Мы властвуем над покорными племенами, Строптивых без помехи подчиняя. И покидаем тех, кто нас разгневал, И их добро с собою забираем... —эта надпись кружевной арабской вязью змеилась-вилась над входом в один из мавзолеев. Князь Дмитрий с трудом разобрал её: она была полустёрта и казалась неким орнаментом. Там было какое-то продолжение, но дожди и ветры оставили лишь тень надписи. Князь полагал, что это изречение одного из философов, но скорей всего стихи какого-то арабского поэта.
«Война питается деньгами и увеселяется кровью» — изречение преподобного Дмитрия Ростовского время от времени всплывало у Петра в памяти, тревожа и понуждая. О первой части его он постоянно упоминал, но кровь... Сколь много крови придётся ему отмолить. Он не желал её, нет. Но кровь — неизбежная расплата за власть, за могущество и силу государства. Можно ль обойтись без её пролития?
Власть обязана быть твёрдой, даже жестокой, ежели ею движет забота о благе державы и её граждан. Да, граждан. Ибо она есть охранитель их покойной жизни, равно и богатства.

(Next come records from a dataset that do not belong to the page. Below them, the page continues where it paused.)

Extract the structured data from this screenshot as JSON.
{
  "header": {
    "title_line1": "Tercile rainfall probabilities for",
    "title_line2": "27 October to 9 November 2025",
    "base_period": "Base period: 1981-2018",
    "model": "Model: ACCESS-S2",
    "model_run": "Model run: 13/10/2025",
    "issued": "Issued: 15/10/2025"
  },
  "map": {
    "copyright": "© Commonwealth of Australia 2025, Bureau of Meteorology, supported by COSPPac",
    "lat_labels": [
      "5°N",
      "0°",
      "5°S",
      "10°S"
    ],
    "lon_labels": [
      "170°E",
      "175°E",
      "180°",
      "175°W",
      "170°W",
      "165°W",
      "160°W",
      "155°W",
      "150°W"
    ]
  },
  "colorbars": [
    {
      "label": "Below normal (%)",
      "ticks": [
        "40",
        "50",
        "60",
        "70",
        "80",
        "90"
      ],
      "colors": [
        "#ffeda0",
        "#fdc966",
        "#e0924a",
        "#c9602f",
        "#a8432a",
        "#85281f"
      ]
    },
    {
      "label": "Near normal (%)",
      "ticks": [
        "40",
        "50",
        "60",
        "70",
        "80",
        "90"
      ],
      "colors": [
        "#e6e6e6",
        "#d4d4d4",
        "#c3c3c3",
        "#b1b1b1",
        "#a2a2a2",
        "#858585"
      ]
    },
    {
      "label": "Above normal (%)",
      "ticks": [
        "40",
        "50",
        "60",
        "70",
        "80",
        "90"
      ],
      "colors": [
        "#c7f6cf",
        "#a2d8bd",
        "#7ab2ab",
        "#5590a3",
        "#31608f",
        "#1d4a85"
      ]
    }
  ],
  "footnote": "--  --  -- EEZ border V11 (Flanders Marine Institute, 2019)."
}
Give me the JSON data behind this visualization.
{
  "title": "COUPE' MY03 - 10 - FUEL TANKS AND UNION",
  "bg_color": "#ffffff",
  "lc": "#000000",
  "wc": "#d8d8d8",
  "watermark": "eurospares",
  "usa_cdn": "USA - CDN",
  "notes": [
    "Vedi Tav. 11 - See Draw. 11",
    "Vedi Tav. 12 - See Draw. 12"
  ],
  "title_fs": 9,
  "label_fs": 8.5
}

Он нечасто размышлял об этом. Однако вид мёртвой столицы некогда могущественного государства всколыхнул давние мысли. Неужто все его усилия, творимые ради единого: могущества и процветания Российского государства, — чрез века обернутся забвением? Забвенно будет его имя — пусть. Но вот камни, им воздвигнутые, грады, поднятые его волею, порастут травою — травою забвения, как камни Булгара... Каковы они будут, его преемники, наследники его усилий, его дел? Достанет ли у них твёрдости, мужества и мудрости для удержания кормила на верном курсе? И главное — верного проницания будущего? Силы и осторожности? Выверенности не токмо ближних, но и дальних шагов?
...Кавалькада тронулась. Впереди ехал Пётр, свесив длинные ноги. Держась в полусажеии от него, скакали Мария и её отец, Толстой, Макаров и остальные свитские.
Князь Дмитрий был прирождённый всадник — Толстой шутя называл его кентавром. В самом деле: всадник и конь составляли как бы одно целое. Впрочем, и Мария не отставала от отца: в семье Кантемиров был культ коня. Немудрено: их дальний предок был татарин, откреститься от сего было нельзя — обличала фамилия. Её можно было перевести как железный хан, а можно и по-другому, но она была, бессомненно, тюркского происхождения.